【新制度創設】あしなが育英会、中学生に支援を拡大 新中学1年生400人に5万円給付
10月1日から申請受付 経済的困難抱える遺児らが、将来に希望を持てるようサポート
一般財団法人あしなが育英会は、中学校に入学する遺児や親に障がいがある子どもを対象に、入学直前に5万円を給付する「中学校進学支援金」制度を創設します。
初年度は、2027年4月に中学校へ進学する予定の400人を募集します。
制服代など重い負担がかかるタイミングでの経済的支援をするとともに、さまざまな支援情報や体験機会を継続的に提供することで、経済的困難を抱える遺児らが将来に希望を持ち、意欲的に進路を選択できるよう応援します。

なぜ今、中学校進学支援金なのか
「制服を買えるだろうか」「部活動をさせてあげられるだろうか」。

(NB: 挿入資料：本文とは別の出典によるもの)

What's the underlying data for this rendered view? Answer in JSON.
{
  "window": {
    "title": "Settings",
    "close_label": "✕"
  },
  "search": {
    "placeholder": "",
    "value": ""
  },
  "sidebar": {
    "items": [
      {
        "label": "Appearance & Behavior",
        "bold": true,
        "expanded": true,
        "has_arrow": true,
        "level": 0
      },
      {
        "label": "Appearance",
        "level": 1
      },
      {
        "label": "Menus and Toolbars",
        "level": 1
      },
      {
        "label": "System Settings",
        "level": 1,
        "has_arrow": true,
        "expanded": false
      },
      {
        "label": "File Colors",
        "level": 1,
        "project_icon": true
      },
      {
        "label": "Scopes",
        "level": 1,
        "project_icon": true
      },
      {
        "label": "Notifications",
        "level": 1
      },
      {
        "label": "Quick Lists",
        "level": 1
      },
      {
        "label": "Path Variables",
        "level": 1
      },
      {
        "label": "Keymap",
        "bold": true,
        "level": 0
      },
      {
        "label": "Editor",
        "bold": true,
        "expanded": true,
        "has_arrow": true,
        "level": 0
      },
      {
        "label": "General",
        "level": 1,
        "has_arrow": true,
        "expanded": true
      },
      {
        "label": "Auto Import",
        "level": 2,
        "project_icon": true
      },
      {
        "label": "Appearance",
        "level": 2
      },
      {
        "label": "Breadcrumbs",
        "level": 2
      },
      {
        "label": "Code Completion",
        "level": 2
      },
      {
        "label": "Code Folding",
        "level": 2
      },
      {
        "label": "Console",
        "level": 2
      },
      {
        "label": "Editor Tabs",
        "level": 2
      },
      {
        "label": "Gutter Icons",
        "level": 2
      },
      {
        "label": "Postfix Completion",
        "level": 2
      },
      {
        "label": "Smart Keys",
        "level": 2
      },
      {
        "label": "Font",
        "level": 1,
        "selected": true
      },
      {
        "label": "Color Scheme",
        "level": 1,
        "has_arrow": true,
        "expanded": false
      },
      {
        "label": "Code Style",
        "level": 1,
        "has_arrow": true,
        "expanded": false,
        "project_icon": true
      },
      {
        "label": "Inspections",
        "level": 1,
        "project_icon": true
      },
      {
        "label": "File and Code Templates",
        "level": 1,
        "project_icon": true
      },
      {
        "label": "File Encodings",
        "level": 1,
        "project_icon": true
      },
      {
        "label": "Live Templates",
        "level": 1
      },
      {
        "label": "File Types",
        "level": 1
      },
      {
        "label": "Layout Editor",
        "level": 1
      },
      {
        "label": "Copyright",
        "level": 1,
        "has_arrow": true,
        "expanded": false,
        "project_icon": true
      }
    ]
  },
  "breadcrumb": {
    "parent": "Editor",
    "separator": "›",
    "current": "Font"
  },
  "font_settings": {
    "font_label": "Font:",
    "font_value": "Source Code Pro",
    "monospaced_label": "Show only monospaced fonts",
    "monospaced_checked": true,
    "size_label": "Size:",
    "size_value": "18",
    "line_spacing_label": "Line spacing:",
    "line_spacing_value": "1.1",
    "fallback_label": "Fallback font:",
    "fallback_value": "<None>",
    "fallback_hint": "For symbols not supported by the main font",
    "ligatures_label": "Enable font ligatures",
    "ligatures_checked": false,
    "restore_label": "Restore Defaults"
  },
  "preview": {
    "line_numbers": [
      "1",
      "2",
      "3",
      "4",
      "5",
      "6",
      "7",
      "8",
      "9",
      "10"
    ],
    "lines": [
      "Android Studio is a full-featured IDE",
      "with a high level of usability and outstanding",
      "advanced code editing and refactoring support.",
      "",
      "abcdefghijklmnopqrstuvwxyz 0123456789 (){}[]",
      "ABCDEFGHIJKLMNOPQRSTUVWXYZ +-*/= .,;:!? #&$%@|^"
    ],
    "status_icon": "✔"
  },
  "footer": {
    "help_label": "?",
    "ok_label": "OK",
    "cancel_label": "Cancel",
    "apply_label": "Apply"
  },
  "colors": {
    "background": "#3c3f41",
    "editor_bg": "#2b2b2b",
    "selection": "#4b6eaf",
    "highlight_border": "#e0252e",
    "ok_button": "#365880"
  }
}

中学校への進学は、子どもの世界が大きく広がる一方で、家庭にとっては経済的な負担や将来への不安が一気に大きくなる時期でもあります。
あしなが育英会は、心のケア活動やオンライン学習支援「ラーニングサポートプログラム」などを通じて、小中学生の遺児や、親に障がいがある子どもたちと関わってきました。その中で見えてきたのが、中学校進学を迎える時期には、家庭の経済状況が子どもの学校生活や経験、学び、さらには将来の選択肢にも影響を及ぼしかねないという課題です。
本制度の創設に先立ち、本会の高校奨学生世帯のうち、小学5年生~中学2年生の弟妹がいる保護者を対象にアンケートを実施し、208人から回答を得ました。
進学を控えた小学5、6年生の保護者から最も多く寄せられた経済的な不安は、制服やジャージ、通学用自転車、学用品など、入学準備にかかる費用でした。
自由記述には、「制服等、入学時期にまとまった費用がかかるのはとても辛い」、「制服は兄のお下がりがあるけれど、ズボンは破れ、シャツにはシミがついている。申し訳なく思う」、「家庭の経済状況に気を使い、子どもが本当に行きたい進路に進まないかもしれない」といった切実な声が寄せられています。
本会が特に重く受け止めているのは、こうした経済的な困難が、子どもの学びやさまざまな経験の機会を狭め、将来の選択肢にまで影響を及ぼしていることです。だからこそ、高校生になってからではなく、中学校生活が始まる早い段階から子どもたちのサポートが必要だと考えています。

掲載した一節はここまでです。